“Dear Miss O11y,
I recently got this error when sending traces to Honeycomb: Missing ‘x-honeycomb-dataset’ header. What did I do wrong? How do I fix this?”
-Missing Headers in Seattle
TL;DR: Go create a new environment in Honeycomb, and get a new API Key.
If you get this error when sending traces to Honeycomb, it means that you’re sending data, and your API Key is working, but…

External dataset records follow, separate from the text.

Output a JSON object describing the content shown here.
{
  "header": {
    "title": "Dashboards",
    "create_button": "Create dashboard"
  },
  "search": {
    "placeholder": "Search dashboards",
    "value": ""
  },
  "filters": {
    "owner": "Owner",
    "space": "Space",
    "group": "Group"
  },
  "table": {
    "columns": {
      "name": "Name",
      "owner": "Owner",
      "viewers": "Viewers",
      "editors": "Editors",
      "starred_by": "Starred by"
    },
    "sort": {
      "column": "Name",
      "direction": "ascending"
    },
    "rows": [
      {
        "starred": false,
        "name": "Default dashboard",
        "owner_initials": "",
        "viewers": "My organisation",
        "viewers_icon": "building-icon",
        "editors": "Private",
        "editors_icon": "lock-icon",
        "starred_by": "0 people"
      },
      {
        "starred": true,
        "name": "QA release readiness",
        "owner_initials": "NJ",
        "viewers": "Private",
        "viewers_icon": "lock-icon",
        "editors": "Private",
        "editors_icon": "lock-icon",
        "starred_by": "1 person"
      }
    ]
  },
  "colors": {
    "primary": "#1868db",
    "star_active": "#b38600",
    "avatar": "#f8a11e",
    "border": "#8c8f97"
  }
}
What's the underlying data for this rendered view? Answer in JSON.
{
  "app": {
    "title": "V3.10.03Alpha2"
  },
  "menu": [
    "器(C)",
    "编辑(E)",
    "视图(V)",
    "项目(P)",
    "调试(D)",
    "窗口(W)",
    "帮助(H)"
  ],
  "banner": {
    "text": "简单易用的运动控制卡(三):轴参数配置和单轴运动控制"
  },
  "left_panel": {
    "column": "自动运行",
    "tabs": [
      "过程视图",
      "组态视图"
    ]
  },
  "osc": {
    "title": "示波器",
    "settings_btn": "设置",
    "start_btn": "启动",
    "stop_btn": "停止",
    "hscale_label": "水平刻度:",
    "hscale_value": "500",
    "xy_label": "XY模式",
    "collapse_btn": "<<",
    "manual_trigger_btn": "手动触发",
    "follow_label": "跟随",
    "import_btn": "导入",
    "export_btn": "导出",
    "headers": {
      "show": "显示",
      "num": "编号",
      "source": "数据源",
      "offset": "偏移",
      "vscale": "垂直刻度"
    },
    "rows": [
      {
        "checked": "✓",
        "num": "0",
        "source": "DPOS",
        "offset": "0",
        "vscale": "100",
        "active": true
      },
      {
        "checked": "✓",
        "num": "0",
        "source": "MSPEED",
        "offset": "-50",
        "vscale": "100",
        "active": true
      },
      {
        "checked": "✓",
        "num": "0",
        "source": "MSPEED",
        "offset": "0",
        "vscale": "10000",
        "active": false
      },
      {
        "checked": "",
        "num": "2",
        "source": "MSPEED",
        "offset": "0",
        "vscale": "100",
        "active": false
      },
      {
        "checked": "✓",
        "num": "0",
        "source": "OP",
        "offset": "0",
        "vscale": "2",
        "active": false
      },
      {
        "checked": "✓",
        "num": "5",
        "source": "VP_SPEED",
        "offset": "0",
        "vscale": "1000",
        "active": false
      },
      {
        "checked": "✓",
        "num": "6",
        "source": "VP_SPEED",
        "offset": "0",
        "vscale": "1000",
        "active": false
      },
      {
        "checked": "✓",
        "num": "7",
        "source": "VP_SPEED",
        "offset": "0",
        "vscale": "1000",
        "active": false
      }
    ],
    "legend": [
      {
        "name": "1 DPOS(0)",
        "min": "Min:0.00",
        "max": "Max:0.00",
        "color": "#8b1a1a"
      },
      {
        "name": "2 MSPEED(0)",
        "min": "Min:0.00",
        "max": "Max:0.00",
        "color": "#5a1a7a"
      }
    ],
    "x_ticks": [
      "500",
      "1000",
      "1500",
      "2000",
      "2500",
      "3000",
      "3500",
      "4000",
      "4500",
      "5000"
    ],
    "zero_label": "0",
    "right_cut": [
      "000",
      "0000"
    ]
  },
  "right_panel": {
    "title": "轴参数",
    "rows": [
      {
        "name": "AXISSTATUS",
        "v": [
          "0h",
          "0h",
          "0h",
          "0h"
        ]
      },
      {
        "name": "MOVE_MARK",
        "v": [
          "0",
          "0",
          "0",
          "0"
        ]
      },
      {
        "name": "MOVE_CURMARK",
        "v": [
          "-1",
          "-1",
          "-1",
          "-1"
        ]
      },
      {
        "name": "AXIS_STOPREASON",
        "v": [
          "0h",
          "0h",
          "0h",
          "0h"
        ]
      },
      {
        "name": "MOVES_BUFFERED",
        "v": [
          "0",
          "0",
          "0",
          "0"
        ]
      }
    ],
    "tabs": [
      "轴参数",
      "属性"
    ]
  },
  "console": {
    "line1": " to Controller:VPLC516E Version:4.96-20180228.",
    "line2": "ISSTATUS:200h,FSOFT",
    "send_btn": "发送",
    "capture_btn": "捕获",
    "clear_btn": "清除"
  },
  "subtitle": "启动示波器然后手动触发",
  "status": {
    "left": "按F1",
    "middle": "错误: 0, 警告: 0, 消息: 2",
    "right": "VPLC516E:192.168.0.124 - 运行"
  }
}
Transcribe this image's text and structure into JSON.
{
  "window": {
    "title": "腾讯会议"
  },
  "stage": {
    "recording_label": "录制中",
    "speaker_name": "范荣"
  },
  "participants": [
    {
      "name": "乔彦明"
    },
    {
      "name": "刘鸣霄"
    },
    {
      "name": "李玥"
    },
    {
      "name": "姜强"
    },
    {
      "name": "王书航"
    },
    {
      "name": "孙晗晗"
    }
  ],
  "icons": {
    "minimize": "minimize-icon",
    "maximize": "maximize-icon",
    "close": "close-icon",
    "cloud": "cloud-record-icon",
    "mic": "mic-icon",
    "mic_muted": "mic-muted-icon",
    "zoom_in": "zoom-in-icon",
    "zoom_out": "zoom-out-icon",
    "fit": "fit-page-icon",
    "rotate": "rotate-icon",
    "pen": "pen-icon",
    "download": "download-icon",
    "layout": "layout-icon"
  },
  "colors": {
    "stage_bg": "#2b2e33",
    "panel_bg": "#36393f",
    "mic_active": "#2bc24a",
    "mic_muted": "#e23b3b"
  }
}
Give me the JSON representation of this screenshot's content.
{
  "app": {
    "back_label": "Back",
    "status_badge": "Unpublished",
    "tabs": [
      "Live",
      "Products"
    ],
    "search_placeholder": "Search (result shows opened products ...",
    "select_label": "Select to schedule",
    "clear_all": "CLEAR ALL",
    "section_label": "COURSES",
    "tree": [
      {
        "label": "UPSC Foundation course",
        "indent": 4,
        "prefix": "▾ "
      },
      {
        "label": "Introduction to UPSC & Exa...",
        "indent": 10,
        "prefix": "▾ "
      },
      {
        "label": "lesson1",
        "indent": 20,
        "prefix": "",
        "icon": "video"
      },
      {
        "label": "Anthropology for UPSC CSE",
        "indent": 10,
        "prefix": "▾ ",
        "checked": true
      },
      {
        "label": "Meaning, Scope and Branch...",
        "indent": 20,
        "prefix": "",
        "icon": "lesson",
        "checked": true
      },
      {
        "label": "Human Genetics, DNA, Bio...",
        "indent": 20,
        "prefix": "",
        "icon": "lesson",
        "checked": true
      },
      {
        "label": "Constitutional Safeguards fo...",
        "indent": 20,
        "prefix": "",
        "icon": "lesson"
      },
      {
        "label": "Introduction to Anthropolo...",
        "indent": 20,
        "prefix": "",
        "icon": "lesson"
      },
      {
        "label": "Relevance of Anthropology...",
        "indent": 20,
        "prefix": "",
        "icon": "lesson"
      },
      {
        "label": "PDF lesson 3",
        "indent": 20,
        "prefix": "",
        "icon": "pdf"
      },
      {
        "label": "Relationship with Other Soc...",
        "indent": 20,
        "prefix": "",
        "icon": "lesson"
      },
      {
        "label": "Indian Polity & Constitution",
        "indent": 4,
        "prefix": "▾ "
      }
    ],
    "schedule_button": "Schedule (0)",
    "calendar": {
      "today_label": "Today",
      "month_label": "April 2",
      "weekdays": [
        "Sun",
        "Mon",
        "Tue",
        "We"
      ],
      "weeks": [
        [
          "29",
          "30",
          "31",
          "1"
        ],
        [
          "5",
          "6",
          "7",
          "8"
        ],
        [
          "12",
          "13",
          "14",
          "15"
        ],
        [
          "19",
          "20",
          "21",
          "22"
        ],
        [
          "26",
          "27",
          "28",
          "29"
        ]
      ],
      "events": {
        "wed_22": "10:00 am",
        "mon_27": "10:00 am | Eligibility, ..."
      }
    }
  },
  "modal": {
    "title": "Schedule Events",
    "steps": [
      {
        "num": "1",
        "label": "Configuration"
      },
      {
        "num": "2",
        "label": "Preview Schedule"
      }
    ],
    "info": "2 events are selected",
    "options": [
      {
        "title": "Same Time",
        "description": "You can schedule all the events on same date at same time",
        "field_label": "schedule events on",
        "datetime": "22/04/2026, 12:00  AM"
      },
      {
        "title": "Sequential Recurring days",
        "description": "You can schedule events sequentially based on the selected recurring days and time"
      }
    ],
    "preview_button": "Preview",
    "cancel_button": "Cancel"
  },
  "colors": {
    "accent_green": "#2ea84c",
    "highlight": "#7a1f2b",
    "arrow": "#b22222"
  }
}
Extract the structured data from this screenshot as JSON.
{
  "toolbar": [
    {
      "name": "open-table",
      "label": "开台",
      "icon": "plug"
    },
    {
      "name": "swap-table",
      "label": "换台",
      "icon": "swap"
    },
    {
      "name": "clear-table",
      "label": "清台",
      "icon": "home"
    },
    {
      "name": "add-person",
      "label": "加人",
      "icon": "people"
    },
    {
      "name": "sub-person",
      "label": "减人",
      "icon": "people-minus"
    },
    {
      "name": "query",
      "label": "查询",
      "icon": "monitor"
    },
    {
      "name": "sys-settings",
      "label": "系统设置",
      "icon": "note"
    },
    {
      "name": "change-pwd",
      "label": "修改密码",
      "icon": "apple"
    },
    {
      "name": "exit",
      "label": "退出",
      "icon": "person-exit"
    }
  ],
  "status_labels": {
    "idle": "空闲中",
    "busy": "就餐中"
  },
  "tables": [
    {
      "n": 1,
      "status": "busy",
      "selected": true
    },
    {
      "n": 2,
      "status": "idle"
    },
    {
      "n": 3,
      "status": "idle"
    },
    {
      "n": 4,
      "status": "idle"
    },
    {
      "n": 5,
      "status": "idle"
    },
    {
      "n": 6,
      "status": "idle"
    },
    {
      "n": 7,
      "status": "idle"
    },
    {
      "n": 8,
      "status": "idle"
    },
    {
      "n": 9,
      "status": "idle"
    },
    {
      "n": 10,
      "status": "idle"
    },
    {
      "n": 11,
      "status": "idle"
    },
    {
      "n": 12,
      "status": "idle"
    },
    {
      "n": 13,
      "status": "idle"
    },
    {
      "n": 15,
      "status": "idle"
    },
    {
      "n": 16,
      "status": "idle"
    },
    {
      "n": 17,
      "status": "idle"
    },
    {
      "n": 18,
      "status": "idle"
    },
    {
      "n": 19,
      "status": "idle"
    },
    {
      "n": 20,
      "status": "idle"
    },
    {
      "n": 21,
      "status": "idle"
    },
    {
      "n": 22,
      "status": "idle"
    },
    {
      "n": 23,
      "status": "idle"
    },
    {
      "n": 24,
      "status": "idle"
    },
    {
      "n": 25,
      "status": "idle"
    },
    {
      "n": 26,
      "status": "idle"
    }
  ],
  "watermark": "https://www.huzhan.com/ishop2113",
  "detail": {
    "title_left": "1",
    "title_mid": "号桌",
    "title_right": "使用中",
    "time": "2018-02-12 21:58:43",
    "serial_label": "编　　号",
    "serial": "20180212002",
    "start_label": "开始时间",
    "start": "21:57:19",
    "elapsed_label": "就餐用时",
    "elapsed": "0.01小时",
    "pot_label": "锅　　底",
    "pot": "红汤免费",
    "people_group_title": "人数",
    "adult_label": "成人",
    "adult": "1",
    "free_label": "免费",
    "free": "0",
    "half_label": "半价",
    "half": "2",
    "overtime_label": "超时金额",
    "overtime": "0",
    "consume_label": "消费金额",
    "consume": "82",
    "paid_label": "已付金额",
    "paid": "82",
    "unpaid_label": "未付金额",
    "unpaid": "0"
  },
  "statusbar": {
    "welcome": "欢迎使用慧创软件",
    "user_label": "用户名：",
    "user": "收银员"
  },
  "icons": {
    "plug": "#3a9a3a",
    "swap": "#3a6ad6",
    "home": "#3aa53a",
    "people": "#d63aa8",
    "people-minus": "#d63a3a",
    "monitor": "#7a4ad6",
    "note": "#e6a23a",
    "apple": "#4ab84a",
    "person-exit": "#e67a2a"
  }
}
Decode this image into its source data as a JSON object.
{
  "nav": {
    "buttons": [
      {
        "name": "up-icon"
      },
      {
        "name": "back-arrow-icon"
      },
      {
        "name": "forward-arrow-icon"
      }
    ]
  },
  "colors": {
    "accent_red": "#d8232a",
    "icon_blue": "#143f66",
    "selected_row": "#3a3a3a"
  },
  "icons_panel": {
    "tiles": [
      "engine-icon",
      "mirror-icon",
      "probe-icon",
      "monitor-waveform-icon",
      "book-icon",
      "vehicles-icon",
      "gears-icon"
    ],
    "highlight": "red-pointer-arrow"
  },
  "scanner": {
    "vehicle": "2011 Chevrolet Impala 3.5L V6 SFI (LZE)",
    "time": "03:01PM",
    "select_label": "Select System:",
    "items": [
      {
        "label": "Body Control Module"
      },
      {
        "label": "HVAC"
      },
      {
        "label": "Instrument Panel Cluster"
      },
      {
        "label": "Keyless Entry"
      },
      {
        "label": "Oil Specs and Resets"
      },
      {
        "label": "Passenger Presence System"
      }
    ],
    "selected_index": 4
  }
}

Your API Key (in the x-honeycomb-team
header) tells Honeycomb where to put your traces. It specifies a team and an environment. Then, Honeycomb figures out which dataset to put each event in, based on the service.name
field in the event. Except…
Back in the day (before April 2022), Honeycomb didn’t look at events to figure out where to put them. It looked at a header instead, so right next to x-honeycomb-team
was x-honeycomb-dataset
. All the events went in there together.
Back then, the concept of ‘environment’ didn’t exist in Honeycomb, so every team effectively only had one. That legacy environment is now called “Classic.” If you really want to send to it, populate that x-honeycomb-dataset
header. No guarantees on how long this will be supported.
Go to Honeycomb and create a new environment. Call it “prod” or “test” or “local-jessitron” according to where you’re running your app. When you use an API Key for that new environment, Honeycomb will figure out the dataset itself.
Caveat: if you’re sending metrics to Honeycomb, then you do need to send x-honeycomb-dataset
. Set it to “something-metrics” where “something” describes your setup.
Sneaky hint: When you look at the Honeycomb API Key in your x-dataset-team
header, you can tell it’s a Classic environment if it’s long (over 30 characters) and all lowercase hex digits. The up-to-date ones are shorter and have capital letters.
FYI: if you’re sending over GRPC, you might get status code 16. Over HTTP, this is a 401, OTLPExporterError: Unauthorized.